Dalam kesepian seringkali aku menangis, mengapa nasibku begitu buruk. Hidup terasa hampa. Cerita teman-temanku tentang alam, air yang mengalir, tentang rupawannya pujaan hati membuat aku semakin sedih. Aku tidak pernah merasakan bahagia. Setiap hari aku menyaksikan teman-temanku saling memadu kasih dengan pasangannya. Ingin rasanya aku mengalami, namun apa daya, belenggu ini begitu kokoh. Aturan ini begitu membuat ruang gerakku sangat terbatas. Yang bisa aku lakukan hanya menjadi pendengar setia dari teman-temanku akan kegiatan sehari-hari. Ketika Cathy si putih mulus menceritakan bahwa dia baru mendapat kekasih baru warga gang sebelah, setelah putus dengan kekasih lamanya. Begitu mudahnya dia berganti pacar. Padahal belum genap sebulan putus dengan pacar lamanya. Mendengar cerita ini hatiku semakin pilu. Rasa iri terasa melanda hati.

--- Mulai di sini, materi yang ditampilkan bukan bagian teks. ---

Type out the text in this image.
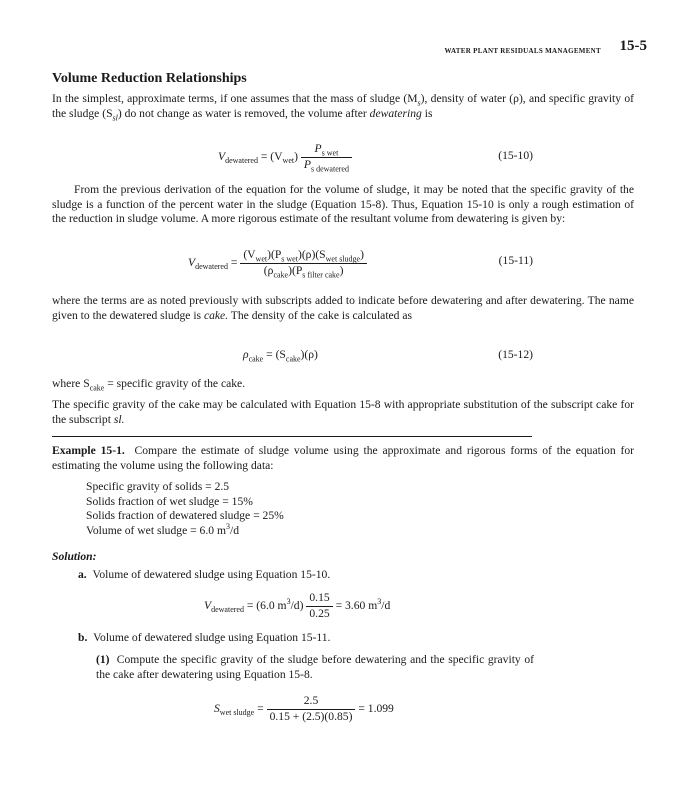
WATER PLANT RESIDUALS MANAGEMENT 15-5
Volume Reduction Relationships
In the simplest, approximate terms, if one assumes that the mass of sludge $(M_s)$, density of water (ρ), and specific gravity of the sludge $(S_{sl})$ do not change as water is removed, the volume after dewatering is
$V_{dewatered} = (V_{wet}) \frac{P_{s wet}}{P_{s dewatered}}$	(15-10)
From the previous derivation of the equation for the volume of sludge, it may be noted that the specific gravity of the sludge is a function of the percent water in the sludge (Equation 15-8). Thus, Equation 15-10 is only a rough estimation of the reduction in sludge volume. A more rigorous estimate of the resultant volume from dewatering is given by:
$V_{dewatered} = \frac{(V_{wet})(P_{s wet})(\rho)(S_{wet sludge})}{(\rho_{cake})(P_{s filter cake})}$	(15-11)
where the terms are as noted previously with subscripts added to indicate before dewatering and after dewatering. The name given to the dewatered sludge is cake. The density of the cake is calculated as
$\rho_{cake} = (S_{cake})(\rho)$	(15-12)
where $S_{cake}$ = specific gravity of the cake.
The specific gravity of the cake may be calculated with Equation 15-8 with appropriate substitution of the subscript cake for the subscript sl.
Example 15-1. Compare the estimate of sludge volume using the approximate and rigorous forms of the equation for estimating the volume using the following data:
Specific gravity of solids = 2.5
Solids fraction of wet sludge = 15%
Solids fraction of dewatered sludge = 25%
Volume of wet sludge = 6.0 $m^3/d$
Solution:
a. Volume of dewatered sludge using Equation 15-10.
$V_{dewatered} = (6.0$ $m^3/d) \frac{0.15}{0.25} = 3.60$ $m^3/d$
b. Volume of dewatered sludge using Equation 15-11.
(1) Compute the specific gravity of the sludge before dewatering and the specific gravity of the cake after dewatering using Equation 15-8.
$S_{wet sludge} = \frac{2.5}{0.15 + (2.5)(0.85)} = 1.099$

Hingga pada suatu hari aku mendengar berita dari teman-teman bahwa kita tidak akan berjumpa Cathy lagi. Ada rasa sedih menyelinap dalam hati. Aku kehilangan seorang teman yang periang dan lincah. Menurut temanku Cathy telah disembelih untuk lauk majikannya.
Dibalik kesedihan ada seutas rasa lapang di dada. Aku menyadari bahwa sebagai maya saih (baca: ayam hias), tidak mungkin aku disembelih majikan. Majikanku merasa sayang padaku. Meskipun kebebasanku terampas, paling tidak aku tidak akan bernasib tragis seperti cathy.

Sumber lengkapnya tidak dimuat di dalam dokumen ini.